Why do you say that? Just normal Linux quirkiness I think.
Checksum was fine.
That's not "quirkiness". I have installed plenty of Debian installs in my life and this has never happened. Just to be clear - I am talking about getting a Thai terminal instead of US one by default, not having a Thai terminal in the menu in addition to a US one - which could be normal, either by choice of the distro developers for some reason or because it got pulled in as a dependency of something else that you have selected for installation.

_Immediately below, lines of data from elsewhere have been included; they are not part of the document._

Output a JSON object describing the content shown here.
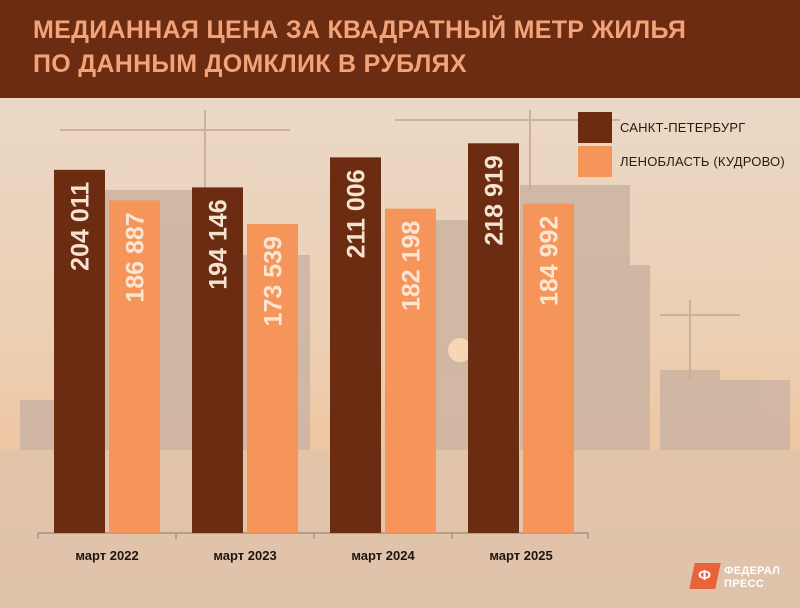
{
  "header": {
    "title_line1": "МЕДИАННАЯ ЦЕНА ЗА КВАДРАТНЫЙ МЕТР ЖИЛЬЯ",
    "title_line2": "ПО ДАННЫМ ДОМКЛИК В РУБЛЯХ"
  },
  "logo": {
    "mark": "Ф",
    "line1": "ФЕДЕРАЛ",
    "line2": "ПРЕСС"
  },
  "colors": {
    "header": "#6b2c12",
    "title": "#f3a37a",
    "spb": "#6b2c12",
    "lenobl": "#f6955a",
    "bar_label_spb": "#f5e3d2",
    "bar_label_lenobl": "#fbe6d4"
  },
  "chart_data": {
    "type": "bar",
    "title": "МЕДИАННАЯ ЦЕНА ЗА КВАДРАТНЫЙ МЕТР ЖИЛЬЯ ПО ДАННЫМ ДОМКЛИК В РУБЛЯХ",
    "categories": [
      "март 2022",
      "март 2023",
      "март 2024",
      "март 2025"
    ],
    "series": [
      {
        "name": "САНКТ-ПЕТЕРБУРГ",
        "values": [
          204011,
          194146,
          211006,
          218919
        ],
        "labels": [
          "204 011",
          "194 146",
          "211 006",
          "218 919"
        ]
      },
      {
        "name": "ЛЕНОБЛАСТЬ (КУДРОВО)",
        "values": [
          186887,
          173539,
          182198,
          184992
        ],
        "labels": [
          "186 887",
          "173 539",
          "182 198",
          "184 992"
        ]
      }
    ],
    "legend": "top-right",
    "grid": false,
    "ylim": [
      0,
      232000
    ]
  }
}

By something going wrong I mean that installation of something could have failed and left the system in a partially installed state. I have seen that happen a few times - either because of a corrupted package (that's why the question about the ISO checksum), bad package on the mirror (if you have opted for installing/updating from the network) or sometimes simply a bug in the package. Checking the installation logs would tell you if that has been the case or not.
If you have installed Cinnamon, you should have got gnome-terminal installed. If it wasn't there, then that's not normal.

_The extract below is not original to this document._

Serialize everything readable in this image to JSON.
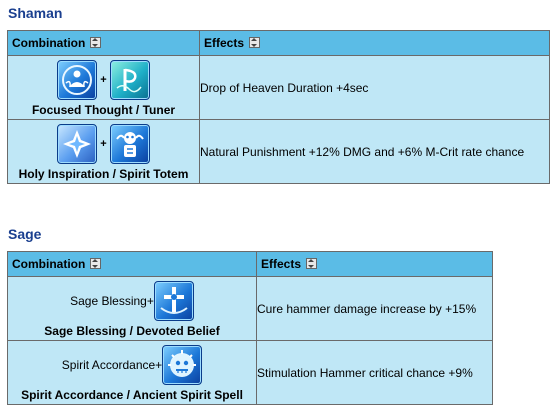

Xterm is the basic minimal terminal that needs to be there because of the X compatibility with older applications which expect to be able to find it. It is part of some kind of standard. Uxterm is the same as Xterm but it supports Unicode characters.
Here's another. File Manager in Debian XFCE Live was not able to open the local network.
Error message, Failed to open "/ on ".
I guess technically it still worked as a file manager. The problem turned out to be some missing gvfs packages. I decided to avoid Xfce for now.
That error message is stupid indeed but it is telling you it was not able to open a root directory of the folder you were trying to browse. The gvfs packages provide those virtual folders, e.g. for network or other things (e.g. a connected phone, camera, zip files, network drives, Dropbox ...) that are not really disks/directories but are to be presented as ones. So there is no "quirk" there - if you didn't install the required drivers for some reason, it could not work. That it would be better to not even offer browsing of the network if those plugins are not available is a different matter, but that you need to raise with the XFCE authors or Debian's XFCE packagers.
Debian's philosophy is minimalism by default - it won't install optional dependencies (such as those gvfs packages) unless you tell it to, because a lot of people don't need/want them. They may be tagged as recommended, though - but it is still up to you to tell the system to install them.
If you want distro that is a polished desktop experience without such "quirks", then Debian is likely not the best choice. It is a great system but for advanced users. They are shipping the various desktop environments and other software in their default configurations, as shipped by upstream developers, which sometimes means that the experience is not as polished as it could be unless you spend some time tying up the loose ends. Also given the sheer amount of software Debian ships it is probably not even possible.
If you don't want to be doing that, then one of the Ubuntus or their variants (Xubuntu if you like XFCE, Mint, Kubuntu ... ) will give you a lot less grief on the desktop. Or Mageia Linux if you don't mind switching to an RPM-based distro. These are much smaller in scope and the developers are specifically focusing on the desktop experience.